Molecular epidemiology and evolution of A(H1N1)pdm09 and H3N2 virus during winter 2012-2013 in Beijing, China

•Influenza epidemiology was monitored during June 2012-May 2013 in North China.•A(H1N1)pdm09 virus (2009-2013) and H3N2 virus (2000-2013) evolution was analyzed.•New substitutions in haemagglutinin and neuraminidase were identified.•The antigenic variation explained the suboptimal protection afforded by vaccines.
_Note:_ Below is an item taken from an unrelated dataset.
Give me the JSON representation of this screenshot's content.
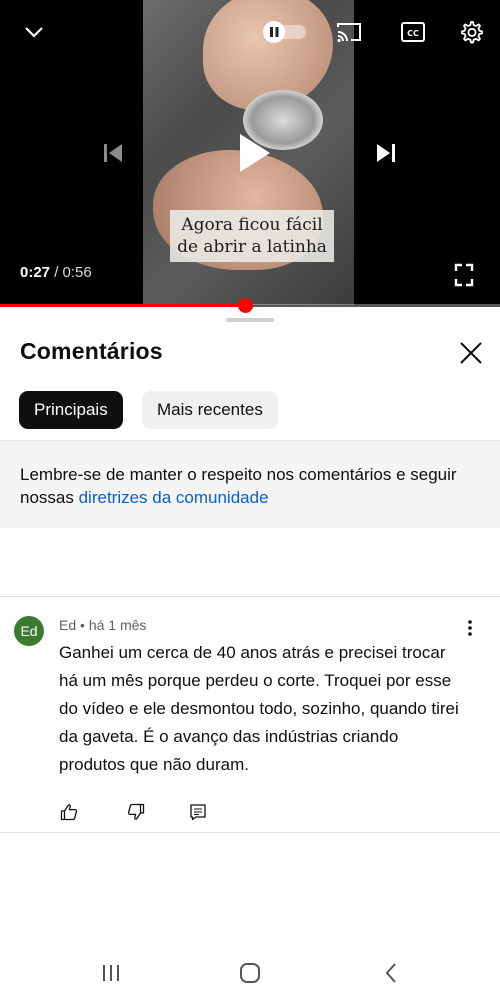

In order to evaluate the epidemiology of influenza A and its surface antigens (haemagglutinin [HA] and neuraminidase [NA]) for molecular epidemiology and evolution analysis during winter 2012-2013 in Beijing, China, we worked within the framework of the Chinese National Influenza Center and collected nasal swabs of patients presenting with influenza-like illness. We found that both A(H1N1)pdm09 (46.8%) and H3N2 (53.2%) viruses were the predominant strains during the 2012-2013 influenza epidemic. The peak phase started at the second week of 2013 and lasted about 1 month. We obtained HA and NA sequences of viruses from 44 patients by using Sanger sequencing. None of the strains had the oseltamivir resistance site H274Y. Phylogenetic analysis of 29 A(H1N1)pdm09 viruses showed a genetic drift from the vaccine strain A/California/07/2009 with mutations (H155Q/R and L178I) at the antigenic sites Ca and Sa of HA; the strains were classified into genetic groups 6 and 7 because of the presence of D114N, S160G, S202T, and A214T mutations in HA. H3N2 viruses formed seasonal phylogenetic clusters representative for each season from 2000 to 2013; 15 of the 2012-2013 H3N2 strains were assigned to the A/Victoria/361/2011 genetic clade with mutations at the antigenic sites A, B and C of HA, including R158K/G, N161S, Q172H, and N294K; the 2012-2013 strains with V239I, S61N, T64I, and A214S HA mutations were classified into subgroup 3C. The mutation of potential N-linked glycosylation residues at the antigenic sites of HA and around the enzymatic active center of NA may have increased viral pathogenicity by masking antigenic sites from immune recognition. Our data suggest that influenza vaccines are generally effective, but still provide suboptimal protection due to antigenic variation. This study increases the understanding of influenza A viruses in humans and is informative for future vaccine strain selection.